Pencegahan alergi tergantung pada jenis alergen yang menjadi pemicunya. Pencegahan dilakukan dengan mencegah tubuh pengidap terpapar alergen. Gunakan gelang atau kalung penanda alergi saat bepergian, sehingga orang di sekitar dapat menolong pengidap jika terjadi gejala alergi sewaktu-waktu.

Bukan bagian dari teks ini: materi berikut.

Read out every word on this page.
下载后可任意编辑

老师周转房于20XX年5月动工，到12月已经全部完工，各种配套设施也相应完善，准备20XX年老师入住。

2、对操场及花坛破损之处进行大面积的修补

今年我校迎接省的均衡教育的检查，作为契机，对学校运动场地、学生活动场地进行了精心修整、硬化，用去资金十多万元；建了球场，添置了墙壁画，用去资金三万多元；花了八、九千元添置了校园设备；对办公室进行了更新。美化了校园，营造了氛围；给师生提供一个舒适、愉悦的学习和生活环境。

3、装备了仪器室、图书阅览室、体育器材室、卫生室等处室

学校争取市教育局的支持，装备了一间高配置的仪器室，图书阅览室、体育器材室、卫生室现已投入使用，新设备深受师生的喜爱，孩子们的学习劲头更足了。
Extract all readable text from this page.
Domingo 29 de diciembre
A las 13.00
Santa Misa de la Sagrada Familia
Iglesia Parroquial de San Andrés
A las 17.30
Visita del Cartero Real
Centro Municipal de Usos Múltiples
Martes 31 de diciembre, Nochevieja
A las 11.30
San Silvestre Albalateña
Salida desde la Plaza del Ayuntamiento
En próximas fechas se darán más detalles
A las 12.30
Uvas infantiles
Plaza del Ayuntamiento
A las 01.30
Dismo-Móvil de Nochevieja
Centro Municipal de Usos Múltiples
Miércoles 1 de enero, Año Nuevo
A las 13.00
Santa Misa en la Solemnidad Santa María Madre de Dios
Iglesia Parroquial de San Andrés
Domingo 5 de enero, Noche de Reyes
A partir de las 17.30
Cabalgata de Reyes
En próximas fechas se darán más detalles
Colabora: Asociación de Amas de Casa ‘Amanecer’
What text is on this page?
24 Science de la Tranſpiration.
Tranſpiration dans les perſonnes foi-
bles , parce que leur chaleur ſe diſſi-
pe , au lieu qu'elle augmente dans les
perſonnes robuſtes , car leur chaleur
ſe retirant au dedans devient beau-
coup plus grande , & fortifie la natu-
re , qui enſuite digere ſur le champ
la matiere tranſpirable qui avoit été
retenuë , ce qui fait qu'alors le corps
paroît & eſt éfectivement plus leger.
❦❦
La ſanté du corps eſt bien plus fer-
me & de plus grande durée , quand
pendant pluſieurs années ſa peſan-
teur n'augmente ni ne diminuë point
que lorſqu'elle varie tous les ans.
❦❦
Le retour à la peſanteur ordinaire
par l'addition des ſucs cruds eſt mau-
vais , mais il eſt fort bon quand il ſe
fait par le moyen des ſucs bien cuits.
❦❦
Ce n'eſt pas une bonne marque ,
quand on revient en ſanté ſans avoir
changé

Baca juga: Alergi dengan Kosmetik? Ini yang Akan Terjadi pada Kulit

 

Kapan Harus ke Dokter?

Jika mengalami tanda dan gejala alergi di atas, segera bicarakan dengan dokter untuk mengetahui penyebab dan mendapatkan penanganan yang tepat. Untuk melakukan pemerkisaan, kamu bisa langsung membuat janji dengan dokter pilihan di rumah sakit sesuai domisili kamu di sini.

Referensi:
WebMD. Diakses pada 2019. Allergies.

 

Pertanyaan Seputar Alergi

Waktu hamil, bibir saya alergi dengan beberapa merek lipstik dan keterusan sampai sekarang. Kenapa ya?

Ditanyakan oleh: chtiaraa

Dijawab oleh: dr. Verury Verona Handayani

Beberapa orang dapat tidak cocok dengan bahan-bahan tertentu yang terkandung di dalam lipstik. Beberapa gejala yang timbul akibat alergi lipstik, antara lain:

  • Bengkak pada bibir bagian atas maupun bawah.
  • Bibir menjadi merah, tetapi bukan karena memakai lipstik.
  • Bibir terasa panas atau terbakar.
  • Hidung dan mata berair serta bengkak.
  • Kebas atau mati rasa pada bibir bagian atas maupun bawah.
  • Rasa gatal pada bibir.
  • Rasa nyeri dan tidak nyaman (perih) pada bibir.
  • Mual, nyeri perut, dan diare.
  • Bengkak pada tenggorokan dan kesulitan bernapas.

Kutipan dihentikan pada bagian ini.